Quest for the South Magnetic Pole

The Northern Party at the South Magnetic Pole. Photographer Douglas Mawson 1909. Courtesy Mawson Collection South Australian Museum

We recently posted about the centennial of Robert Falcon Scott‘s departure on his ill-fated expedition to reach the South Pole.   Now the Australian National Maritime Museum will host a new exhibit, the Quest for the South Magnetic Pole.    The quest to locate the magnetic pole is more challenging than I had ever imagined.   Apparently it can shift by as much as 200 km per day.  Fitting perhaps, Quest for the South Magnetic Pole is a travelling exhibition developed by the South Australian Maritime Museum and the South Australian Museum with support from Visions of Australia.  The exhibit will be on display from July 2nd to the tenth of October.

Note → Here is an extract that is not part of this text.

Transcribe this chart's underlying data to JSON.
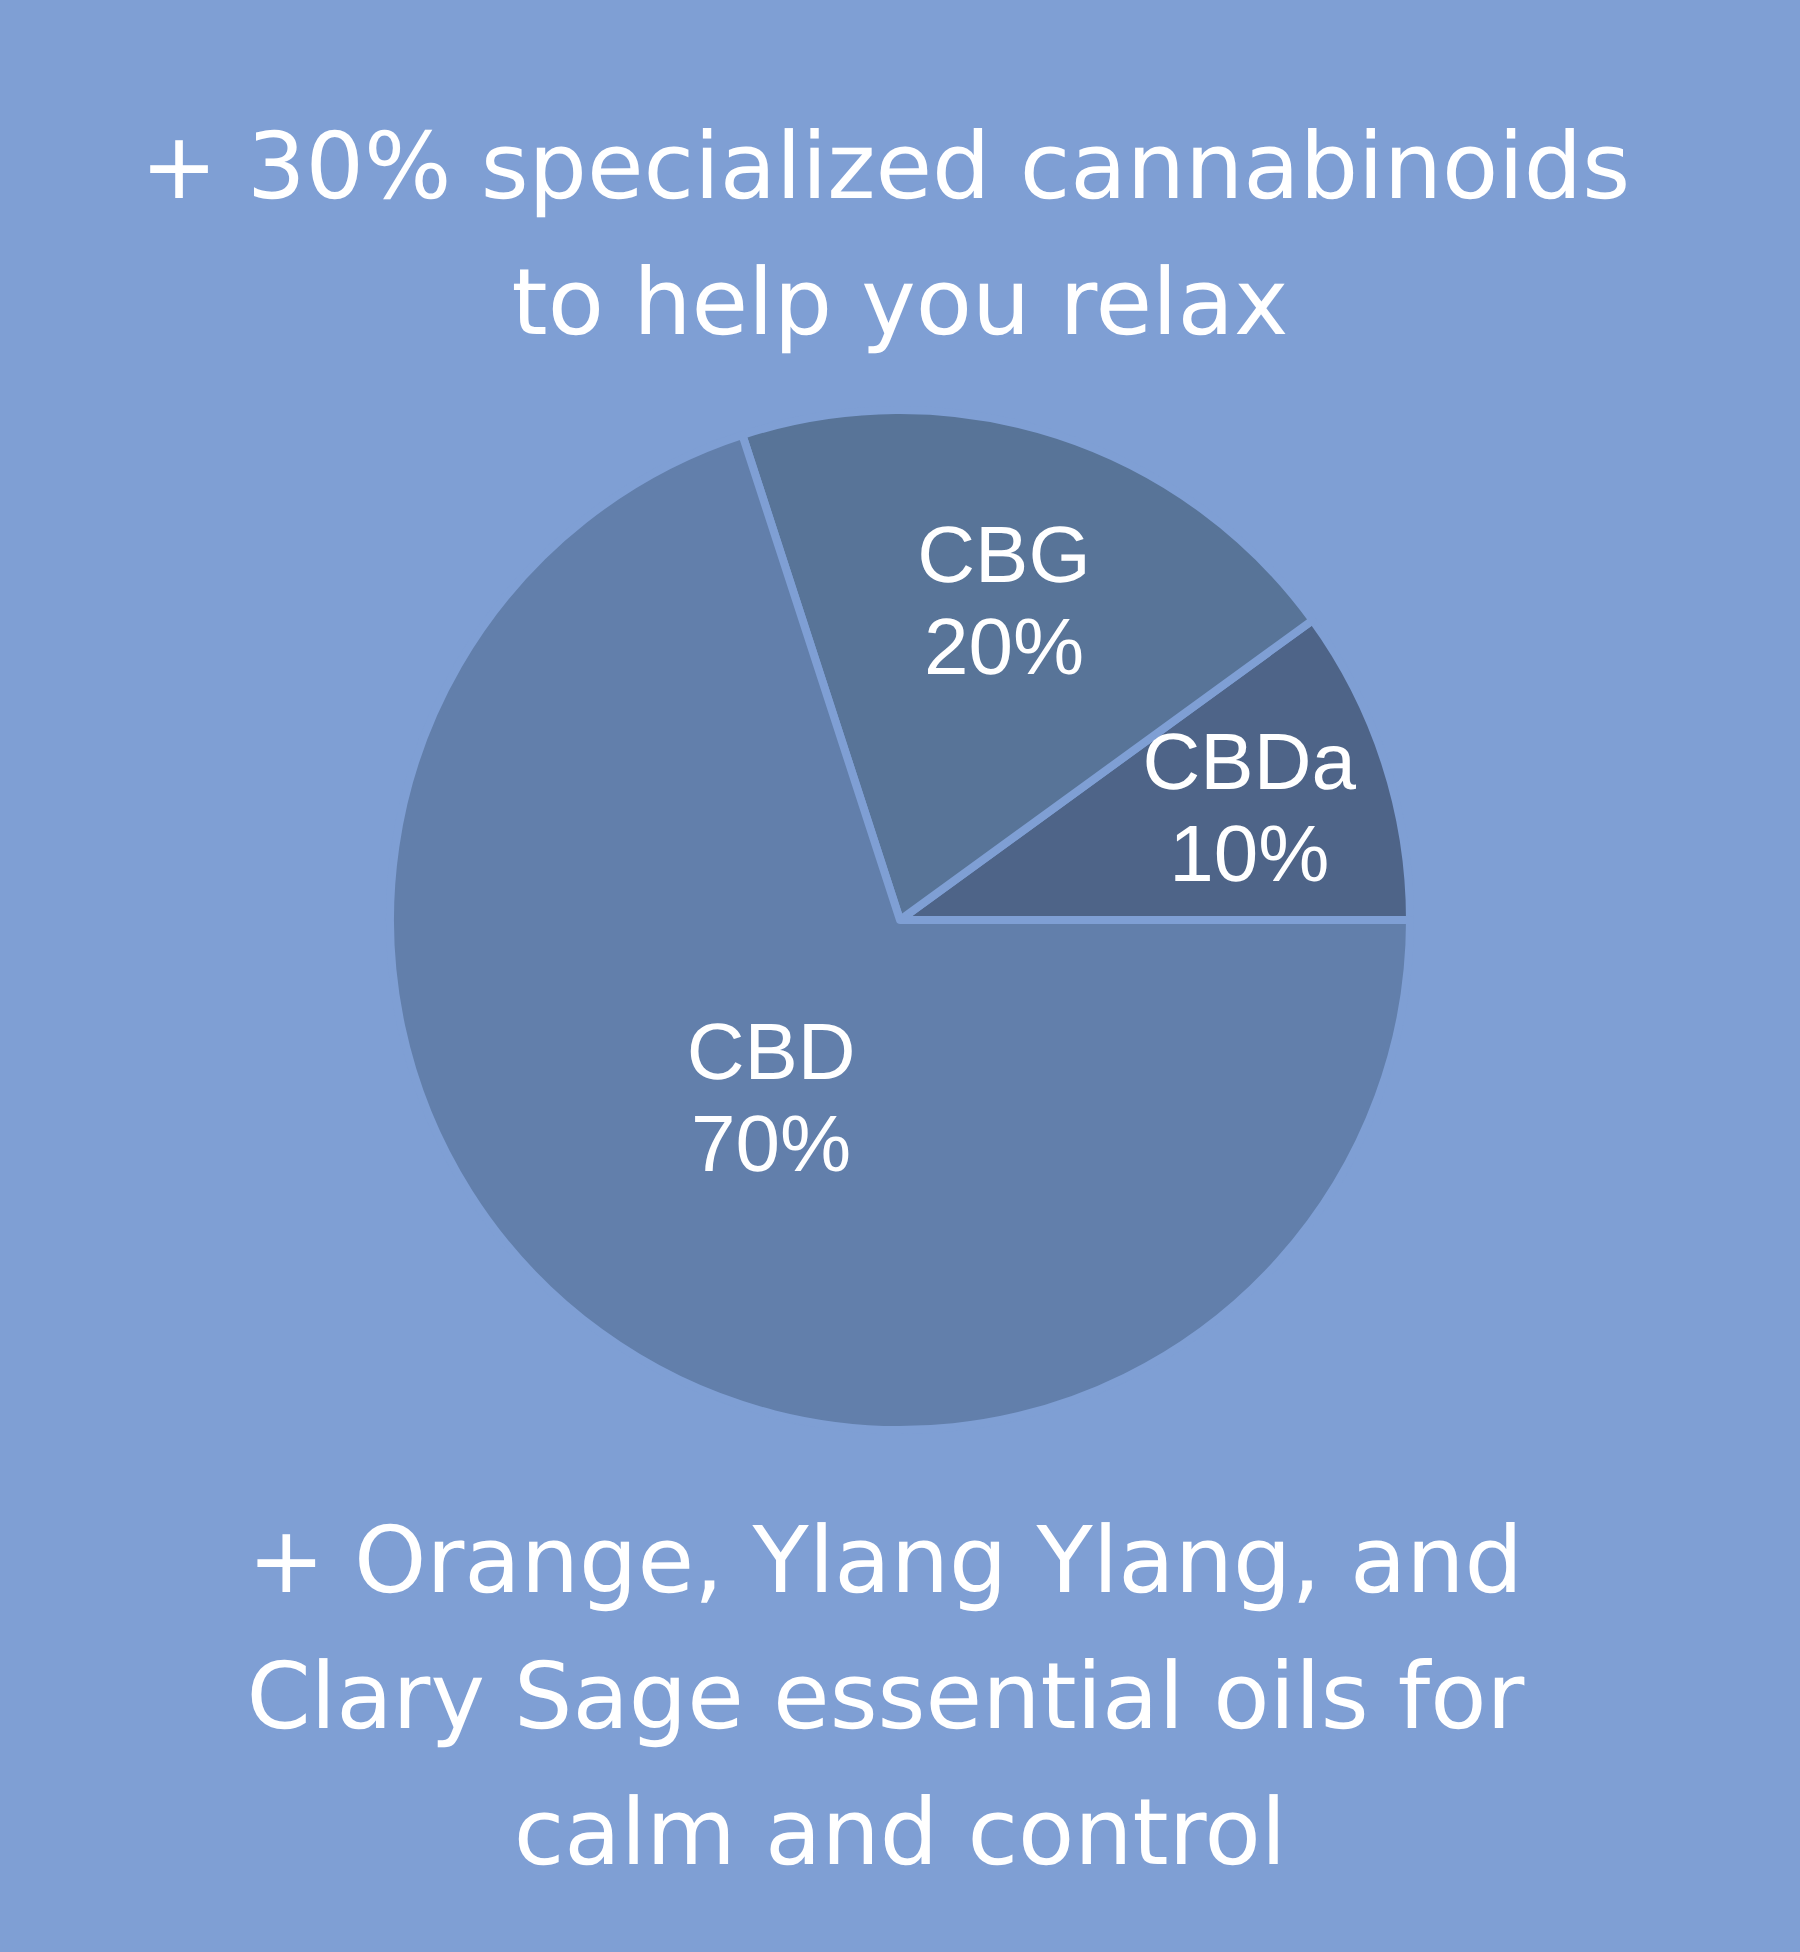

Quest for the South Magnetic Pole

An exhibition coming to the Australian National Maritime Museum shows how scientists and explorers have been racing to reach Earth’s South Magnetic Pole… and still haven’t quite got there.

They’ve got exceedingly close recently, with Australians leading the way to a point within a couple of km of the goal.

Problem is, the pole keeps moving… sometimes leaping more than 200 km a day.

The exhibition Quest for the South Magnetic Pole traces one of the longest and most curious pursuits in exploration history.

Earth’s magnetic poles – the points where a free-moving compass needle stands exactly vertical to Earth’s surface (pointing down at the North Magnetic Pole, up at the South Magnetic Pole) – have lured explorers for centuries.

In 1600 the English physician William Gilbert deduced that Earth itself acts as one great magnet, governing the movement of man-made compasses.

Since then scientists have discovered that Earth’s magnetic field is caused by molten iron sluicing around in the planet’s core.

The molten iron flow patterns change constantly in response to Earth’s rotation and other influences, with the result that Earth’s magnetic field changes slowly and the magnetic poles drift gradually across the globe’s surface.

In the past 100 years, the South Magnetic Pole has drifted 1140 km in a north-westerly direction at an average rate of 11 km a year, taking it across the Antarctic continent and out to sea. If it continues in this direction, some say in about 300 years it could reach Adelaide.